M and E Advisory Group, Nairobi, Kenya.
Centre for Health Services Studies, University of Kent, Canterbury, United Kingdom.
Glob Health Sci Pract. 2023 Oct 30;11(5). doi: 10.9745/GHSP-D-23-00083.
BACKGROUND: In 2017, Kenya launched the free maternity policy (FMP) that aimed to provide all pregnant women access to maternal services in private, faith-based, and levels 3-6 public institutions. We explored the adaptive strategies health care workers (HCWs) and county officials used to bridge the implementation challenges and achieve the FMP objectives. METHODS: We conducted an exploratory qualitative study using Lipsky's theoretical framework in 3 facilities (levels 3, 4, and 5) in Kiambu County, Kenya. The study involved in-depth interviews (n=21) with county officials, facility in-charges and HCWs, and key informants from national and development partner agencies. Data were audio-recorded, transcribed, and analyzed using a framework thematic approach. RESULTS: The results show that HCWs and county officials applied several strategies that were critical in shaping the policymaking, working practice, and professionalism and ethical aspects of the FMP. Strategies of policymaking: hospitals employed additional staff, and the county developed bylaws to strengthen the flow of funds. Strategies of working practice: hospitals and HCWs enhanced patient referrals, and facilities enhanced communication. Strategies of professionalism and ethics: nurses registered and provided service to mothers, and facilities included employees in planning and budgeting. Maladaptations included facilities having leeway to provide FMP services to populations who were excluded from the policy but had to bear the costs. Some discharged mothers immediately after birth, even before offering the fully costed policy benefits, to avoid incurring additional costs. CONCLUSIONS: The role of policy implementers and the built-in flexibility and agility in implementing the FMP could enhance service delivery, manage the administrative pressures of implementation, and provide mothers with personalized, responsive service. However, despite their benefits, some resulting unintended consequences may need interventions.

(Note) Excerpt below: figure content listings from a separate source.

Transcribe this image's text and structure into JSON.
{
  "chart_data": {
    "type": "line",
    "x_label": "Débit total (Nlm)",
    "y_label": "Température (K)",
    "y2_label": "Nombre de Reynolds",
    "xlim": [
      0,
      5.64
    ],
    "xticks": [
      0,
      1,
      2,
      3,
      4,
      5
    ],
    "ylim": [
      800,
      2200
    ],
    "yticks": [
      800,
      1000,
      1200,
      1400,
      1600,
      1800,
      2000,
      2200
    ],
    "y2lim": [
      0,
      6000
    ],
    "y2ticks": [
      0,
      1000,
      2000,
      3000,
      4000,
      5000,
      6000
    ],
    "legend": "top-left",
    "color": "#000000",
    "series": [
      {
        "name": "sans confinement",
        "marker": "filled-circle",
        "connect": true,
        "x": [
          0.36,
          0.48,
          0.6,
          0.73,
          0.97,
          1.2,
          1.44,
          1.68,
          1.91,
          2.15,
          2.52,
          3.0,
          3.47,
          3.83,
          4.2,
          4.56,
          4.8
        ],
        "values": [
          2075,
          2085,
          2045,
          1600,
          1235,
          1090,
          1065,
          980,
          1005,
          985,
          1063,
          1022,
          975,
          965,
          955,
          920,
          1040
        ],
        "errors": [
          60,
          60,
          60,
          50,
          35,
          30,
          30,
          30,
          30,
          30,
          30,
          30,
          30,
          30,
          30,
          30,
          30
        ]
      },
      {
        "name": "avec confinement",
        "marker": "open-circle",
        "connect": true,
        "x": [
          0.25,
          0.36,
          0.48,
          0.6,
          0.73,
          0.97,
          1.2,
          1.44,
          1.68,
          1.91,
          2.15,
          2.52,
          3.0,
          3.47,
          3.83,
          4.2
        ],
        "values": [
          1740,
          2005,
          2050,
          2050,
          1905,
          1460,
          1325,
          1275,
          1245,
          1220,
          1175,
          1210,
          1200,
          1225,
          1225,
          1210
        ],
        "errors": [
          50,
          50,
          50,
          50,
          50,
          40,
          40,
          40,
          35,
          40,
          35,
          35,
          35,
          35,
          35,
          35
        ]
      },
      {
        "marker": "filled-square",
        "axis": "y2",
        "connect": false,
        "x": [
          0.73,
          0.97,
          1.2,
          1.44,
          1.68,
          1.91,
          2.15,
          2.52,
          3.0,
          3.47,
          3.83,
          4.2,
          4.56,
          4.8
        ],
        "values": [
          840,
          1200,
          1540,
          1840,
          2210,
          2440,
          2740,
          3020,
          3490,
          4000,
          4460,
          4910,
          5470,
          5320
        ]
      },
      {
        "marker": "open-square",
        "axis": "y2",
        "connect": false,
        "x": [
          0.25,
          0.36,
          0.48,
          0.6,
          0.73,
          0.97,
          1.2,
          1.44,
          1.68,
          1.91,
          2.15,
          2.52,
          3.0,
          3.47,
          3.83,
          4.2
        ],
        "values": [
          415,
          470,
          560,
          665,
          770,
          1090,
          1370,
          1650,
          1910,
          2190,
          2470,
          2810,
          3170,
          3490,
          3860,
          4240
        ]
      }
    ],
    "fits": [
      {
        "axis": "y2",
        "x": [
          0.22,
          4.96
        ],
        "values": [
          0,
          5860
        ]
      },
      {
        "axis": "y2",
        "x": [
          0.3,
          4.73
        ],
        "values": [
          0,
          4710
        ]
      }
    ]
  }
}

背景:2017 年,肯尼亚推出了免费产妇政策(FMP),旨在为所有孕妇提供在私立、信仰和 3-6 级公立机构获得产妇服务的机会。我们探讨了医疗保健工作者(HCWs)和县级官员为克服实施挑战并实现 FMP 目标而采用的适应策略。
方法:我们在肯尼亚基安布县的 3 个设施(3 级、4 级和 5 级)中使用 Lipsky 的理论框架进行了探索性定性研究。研究包括对县级官员、设施负责人和 HCWs 以及来自国家和发展伙伴机构的主要利益相关者进行深入访谈(n=21)。数据以音频记录,转录,并使用框架主题方法进行分析。
结果:结果表明,HCWs 和县级官员采用了几种策略,这些策略对塑造 FMP 的决策制定、工作实践以及专业精神和道德方面至关重要。决策制定策略:医院雇用了额外的员工,县制定了章程以加强资金流动。工作实践策略:医院和 HCWs 加强了患者转诊,设施加强了沟通。专业精神和道德策略:护士注册并为母亲提供服务,设施将员工纳入规划和预算编制。适应不良包括设施有回旋余地向政策排除但必须承担费用的人群提供 FMP 服务。一些母亲在分娩后立即出院,甚至在提供全额成本政策福利之前,以避免产生额外费用。
结论:政策执行者的角色以及实施 FMP 时内置的灵活性和敏捷性可以增强服务提供,管理实施的行政压力,并为母亲提供个性化、响应性的服务。然而,尽管它们有好处,但一些由此产生的意外后果可能需要干预。